The secondary consequences of Anna’s hunger strike are of no less consequence. Taking advantage of ‘brand Anna’ and the resultant mobilization of the middle and upper classes that are the primary supporters of the movement, political parties have jumped on the bandwagon. LK Advani from the opposing Bharatiya Janata Party (BJP) has decided to go on a “rath yatra” to support Anna, while the Gujarat Chief Minister has initiated a similar hunger strike to join the mass anti-corruption voice against the ruling Congress Party. While free riding to gain airtime and political mileage is nothing new in Indian politics, this event is particularly significant in the amount of international attention and press it has garnered.
With the Indian government ceding to Anna’s initial demands to initiate the process of creating the bill, the role of the judiciary and the justice system are now in question. Is the Anna movement constitutional, such that the judiciary would be acting against the Indian people if they struck it down?

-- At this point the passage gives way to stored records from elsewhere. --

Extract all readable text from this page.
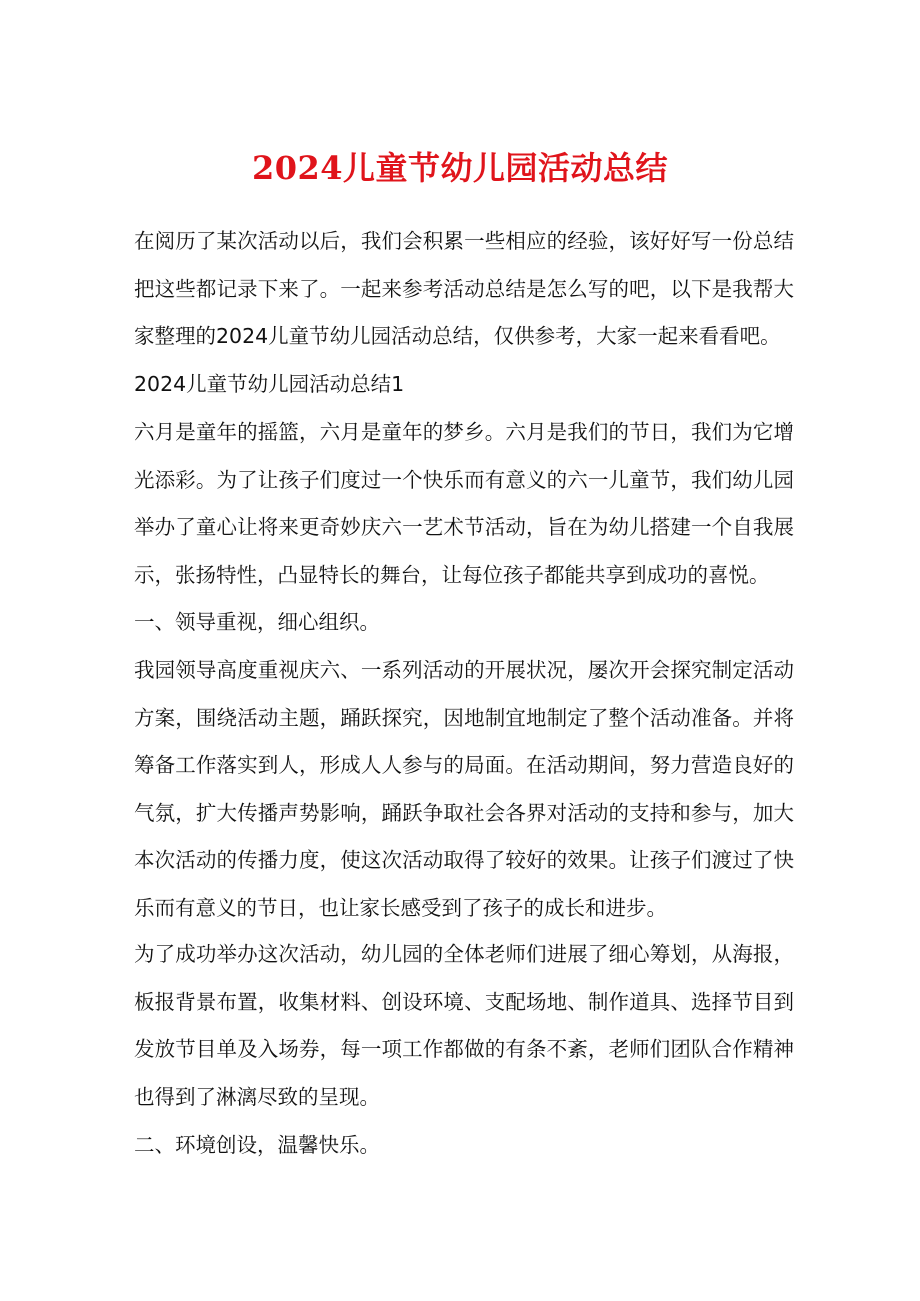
2024儿童节幼儿园活动总结

在阅历了某次活动以后，我们会积累一些相应的经验，该好好写一份总结把这些都记录下来了。一起来参考活动总结是怎么写的吧，以下是我帮大家整理的2024儿童节幼儿园活动总结，仅供参考，大家一起来看看吧。

2024儿童节幼儿园活动总结1

六月是童年的摇篮，六月是童年的梦乡。六月是我们的节日，我们为它增光添彩。为了让孩子们度过一个快乐而有意义的六一儿童节，我们幼儿园举办了童心让将来更奇妙庆六一艺术节活动，旨在为幼儿搭建一个自我展示，张扬特性，凸显特长的舞台，让每位孩子都能共享到成功的喜悦。

一、领导重视，细心组织。

我园领导高度重视庆六、一系列活动的开展状况，屡次开会探究制定活动方案，围绕活动主题，踊跃探究，因地制宜地制定了整个活动准备。并将筹备工作落实到人，形成人人参与的局面。在活动期间，努力营造良好的气氛，扩大传播声势影响，踊跃争取社会各界对活动的支持和参与，加大本次活动的传播力度，使这次活动取得了较好的效果。让孩子们渡过了快乐而有意义的节日，也让家长感受到了孩子的成长和进步。

为了成功举办这次活动，幼儿园的全体老师们进展了细心筹划，从海报，板报背景布置，收集材料、创设环境、支配场地、制作道具、选择节目到发放节目单及入场券，每一项工作都做的有条不紊，老师们团队合作精神也得到了淋漓尽致的呈现。

二、环境创设，温馨快乐。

If the judicial review process does strike down the bill, the consequences would be far reaching for the Indian constitutional democracy. Pro-democracy activists will likely fight for free speech and liberty, claiming that the process is a dangerous liability to democracy relying on outmoded concepts of human rights that disenfranchise common citizens. Constitutionalists, on the other hand are expected to favor the powers that be and to point to the system of checks and balances built into the Indian democratic institution.
The answer will be played out in the next few months as India debates who should be framing the bill. For now, the largest democracy in the world continues to look for innovative ways to fight endemic corruption.